Insulin Resistance is also the cause of weight gain, NOT gluttony or any other “character fault.” In brief, when you are always hungry, it is because your Insulin Resistance caused an elevated circulating insulin. Your pancreas produced the extra insulin because it sensed you needed it to help your cells take up the circulating glucose accompanying the transporter/gateway hormone insulin. And so, as long as your circulating insulin is elevated, your liver “thinks” that the body does not need to break down stored fat for fuel. As a result, you have an “energy deficit.” Put simply, you are hungry, so you scarf down more carbs (“energy in”) for quick energy to restore your “energy balance” (homeostasis).
This, unfortunately, can go on for days, months, years, a lifetime. Once you’ve developed Insulin Resistance and continue to eat a “balanced” diet (including beaucoup carbs), your blood insulin will be continuously elevated and your body will be unable to utilize its own body fat for energy. So, you will always be hungry and crave carbs.
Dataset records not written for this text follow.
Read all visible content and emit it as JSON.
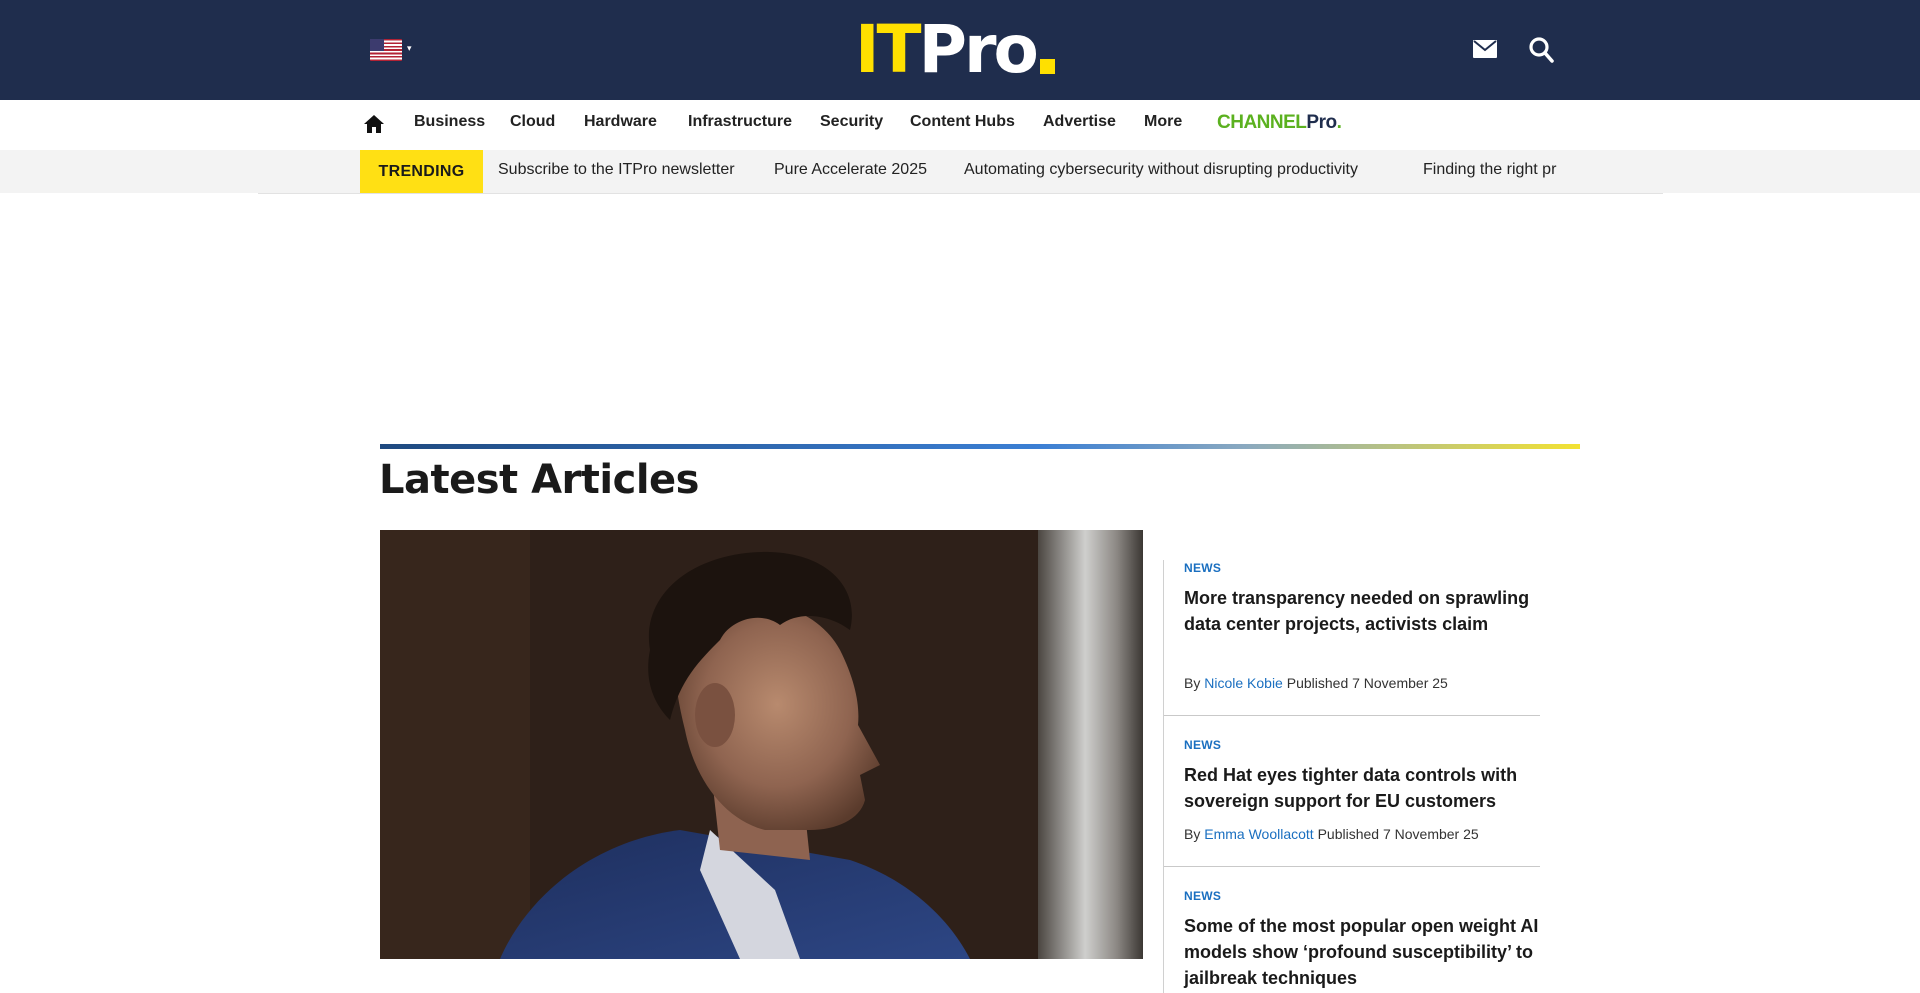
{
  "header": {
    "logo_it": "IT",
    "logo_pro": "Pro",
    "region_caret": "▾",
    "icons": {
      "flag": "us-flag-icon",
      "mail": "mail-icon",
      "search": "search-icon"
    },
    "colors": {
      "header_bg": "#1f2d4d",
      "logo_accent": "#ffe000"
    }
  },
  "nav": {
    "home_icon": "home-icon",
    "items": [
      "Business",
      "Cloud",
      "Hardware",
      "Infrastructure",
      "Security",
      "Content Hubs",
      "Advertise",
      "More"
    ],
    "channelpro": {
      "channel": "CHANNEL",
      "pro": "Pro",
      "dot": "."
    }
  },
  "trending": {
    "label": "TRENDING",
    "links": [
      "Subscribe to the ITPro newsletter",
      "Pure Accelerate 2025",
      "Automating cybersecurity without disrupting productivity",
      "Finding the right pr"
    ],
    "badge_color": "#ffe014"
  },
  "latest": {
    "title": "Latest Articles",
    "articles": [
      {
        "label": "NEWS",
        "headline": "More transparency needed on sprawling data center projects, activists claim",
        "by": "By",
        "author": "Nicole Kobie",
        "published": "Published 7 November 25"
      },
      {
        "label": "NEWS",
        "headline": "Red Hat eyes tighter data controls with sovereign support for EU customers",
        "by": "By",
        "author": "Emma Woollacott",
        "published": "Published 7 November 25"
      },
      {
        "label": "NEWS",
        "headline": "Some of the most popular open weight AI models show ‘profound susceptibility’ to jailbreak techniques",
        "by": "",
        "author": "",
        "published": ""
      }
    ],
    "link_color": "#1a6fc0"
  }
}
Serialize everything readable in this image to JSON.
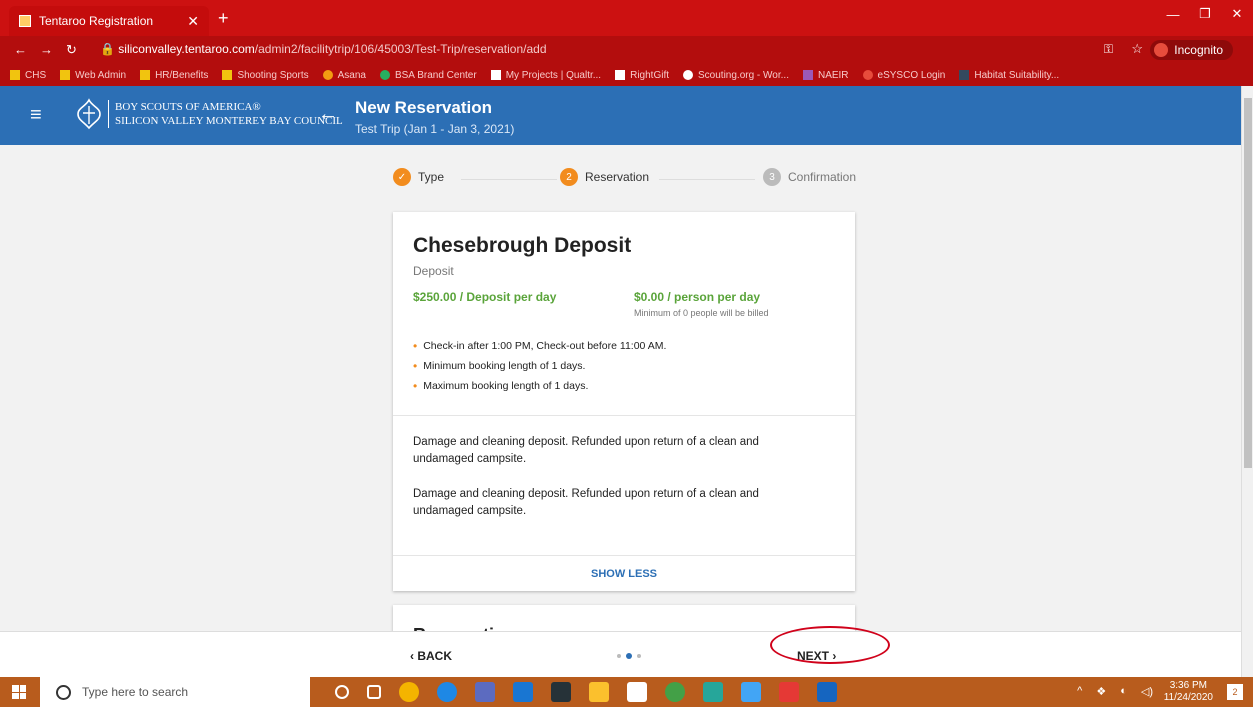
{
  "browser": {
    "tab_title": "Tentaroo Registration",
    "new_tab": "+",
    "url_host": "siliconvalley.tentaroo.com",
    "url_path": "/admin2/facilitytrip/106/45003/Test-Trip/reservation/add",
    "incognito_label": "Incognito",
    "bookmarks": [
      "CHS",
      "Web Admin",
      "HR/Benefits",
      "Shooting Sports",
      "Asana",
      "BSA Brand Center",
      "My Projects | Qualtr...",
      "RightGift",
      "Scouting.org - Wor...",
      "NAEIR",
      "eSYSCO Login",
      "Habitat Suitability..."
    ]
  },
  "header": {
    "org_line1": "BOY SCOUTS OF AMERICA®",
    "org_line2": "SILICON VALLEY MONTEREY BAY COUNCIL",
    "title": "New Reservation",
    "subtitle": "Test Trip (Jan 1 - Jan 3, 2021)"
  },
  "stepper": {
    "steps": [
      {
        "label": "Type",
        "marker": "✓",
        "state": "done"
      },
      {
        "label": "Reservation",
        "marker": "2",
        "state": "active"
      },
      {
        "label": "Confirmation",
        "marker": "3",
        "state": "pending"
      }
    ]
  },
  "card": {
    "title": "Chesebrough Deposit",
    "type": "Deposit",
    "price_deposit": "$250.00 / Deposit per day",
    "price_person": "$0.00 / person per day",
    "minimum_note": "Minimum of 0 people will be billed",
    "rules": [
      "Check-in after 1:00 PM, Check-out before 11:00 AM.",
      "Minimum booking length of 1 days.",
      "Maximum booking length of 1 days."
    ],
    "description1": "Damage and cleaning deposit. Refunded upon return of a clean and undamaged campsite.",
    "description2": "Damage and cleaning deposit. Refunded upon return of a clean and undamaged campsite.",
    "show_less": "SHOW LESS"
  },
  "next_card": {
    "title": "Reservation"
  },
  "footer": {
    "back_label": "‹  BACK",
    "next_label": "NEXT  ›"
  },
  "taskbar": {
    "search_placeholder": "Type here to search",
    "time": "3:36 PM",
    "date": "11/24/2020",
    "notifications": "2"
  },
  "colors": {
    "brand_blue": "#2c6fb5",
    "step_done": "#f28c1e",
    "step_pending": "#bbbbbb",
    "price_green": "#5aa43a",
    "annotation_red": "#d0021b"
  }
}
So, you eat, and overeat, but only because your body is unable to use its own body fat for energyThe only way to interrupt this cycle is to lower the level of insulin circulating in your blood. And that will only happen, after a few days of eating very low carb or low carb, when stored glucose (called glycogen) in your liver and muscles is all used up.
Then, when your serum insulin level is sufficiently lowered, other hormones will signal the brain, and your body will automatically switch to breaking down and burning stored fat for energy balance. Stored fat, broken down to fatty acids, is now the “Energy In” part in the formula “Energy In = Energy Out.” And when you are burning your own fat, you will not be hungry. You will not crave carbs. And because you are using stored fat for “Energy In,” you will lose weight. Remember to be mindful and don’t eat if you are not hungry. You will soon discover that three or even two small meals a day, of healthy animal protein and fat, will provide all the energy you want. No snacks are needed!
In addition to weight loss, your glucose metabolism (A1c’s) will improve. As you lose weight, your blood pressure will too. And your HDL cholesterol should increase (mine doubled) and triglycerides should plummet (mine by 2/3rds). Your systemic inflammation marker (hsCRP) should also improve, and you will need to take few if any meds.
You will in fact feel totally energized. Your body wants to eat high quality, nutrient dense, real food, and it likes to use its body-fat reserves, the stores it put aside for that very purpose. The body is a self-healing organism. It wants to be healthy. It is the natural state of the mammalian species to be lean and strong. Why not give it a chance to be all that it can be? All you need to do to be healthier is to cut back on the carbohydrates in your diet.
That’s why we say: TYPE 2 DIABETES IS A DIETARY DISEASE.